Hosted by Edda Klipp (HU)
Prof. Suckjoon Jun
University of California San Diego - Department of Physics
Suckjoon Jun is Professor of Physics at the University of California San Diego and leads a multidisciplinary research group that explores one of biology’s most fundamental questions: how one cell becomes two. His lab combines physics, engineering, and biology to uncover the quantitative principles that govern cellular life.
Driven by curiosity rather than methods, Suckjoon Jun's team develops new tools when existing ones fall short - most notably the microfluidic mother machine, which has transformed single-cell physiology studies. Among their key conceptual advances is the discovery of the adder principle in cell-size control, a central concept in understanding how cells maintain size homeostasis.
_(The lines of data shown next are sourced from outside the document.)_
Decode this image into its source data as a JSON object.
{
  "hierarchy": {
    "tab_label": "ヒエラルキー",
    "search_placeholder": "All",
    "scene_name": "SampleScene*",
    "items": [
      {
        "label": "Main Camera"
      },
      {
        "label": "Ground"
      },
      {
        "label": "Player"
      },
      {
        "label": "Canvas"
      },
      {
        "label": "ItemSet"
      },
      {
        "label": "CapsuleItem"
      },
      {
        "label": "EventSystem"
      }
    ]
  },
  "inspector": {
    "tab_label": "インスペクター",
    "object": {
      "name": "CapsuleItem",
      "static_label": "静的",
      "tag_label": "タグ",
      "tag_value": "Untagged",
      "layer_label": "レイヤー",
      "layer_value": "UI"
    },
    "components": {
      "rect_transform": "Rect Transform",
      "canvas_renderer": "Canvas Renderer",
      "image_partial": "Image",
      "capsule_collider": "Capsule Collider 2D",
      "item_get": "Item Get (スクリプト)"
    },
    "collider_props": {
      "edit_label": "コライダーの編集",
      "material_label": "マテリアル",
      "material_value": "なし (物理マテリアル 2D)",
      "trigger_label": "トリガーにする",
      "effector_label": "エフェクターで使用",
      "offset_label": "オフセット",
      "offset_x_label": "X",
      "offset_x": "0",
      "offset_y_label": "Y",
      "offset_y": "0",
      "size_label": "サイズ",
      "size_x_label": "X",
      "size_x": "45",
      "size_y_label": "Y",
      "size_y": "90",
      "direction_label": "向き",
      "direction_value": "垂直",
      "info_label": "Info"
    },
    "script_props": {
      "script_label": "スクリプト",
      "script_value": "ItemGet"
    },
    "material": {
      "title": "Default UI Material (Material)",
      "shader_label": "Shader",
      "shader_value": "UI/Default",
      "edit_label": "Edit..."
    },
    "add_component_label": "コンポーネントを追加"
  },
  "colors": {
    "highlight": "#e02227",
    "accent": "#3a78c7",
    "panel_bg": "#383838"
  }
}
Today, the Jun Lab continues to push the boundaries of quantitative microbial physiology, investigating how cells allocate resources and achieve precision control across the three domains of life.
In his talk 'On balanced growth and precision control' Suckjoon Jun talked about the two core principles that underlie bacterial physiology. The first, articulated in the 1950s, is balanced growth - the idea that all cellular components increase at the same rate. The second is precision control -- the cell’s ability to coordinate spatial and temporal events, such as DNA replication and division, with remarkable accuracy. Reconciling these two principles poses a conceptual challenge rarely addressed in biology textbooks. During his talk he showed how bacteria achieve physiological homeostasis and precise regulation under balanced growth, revealing mechanisms fundamentally different from those emphasized in eukaryote-centric models.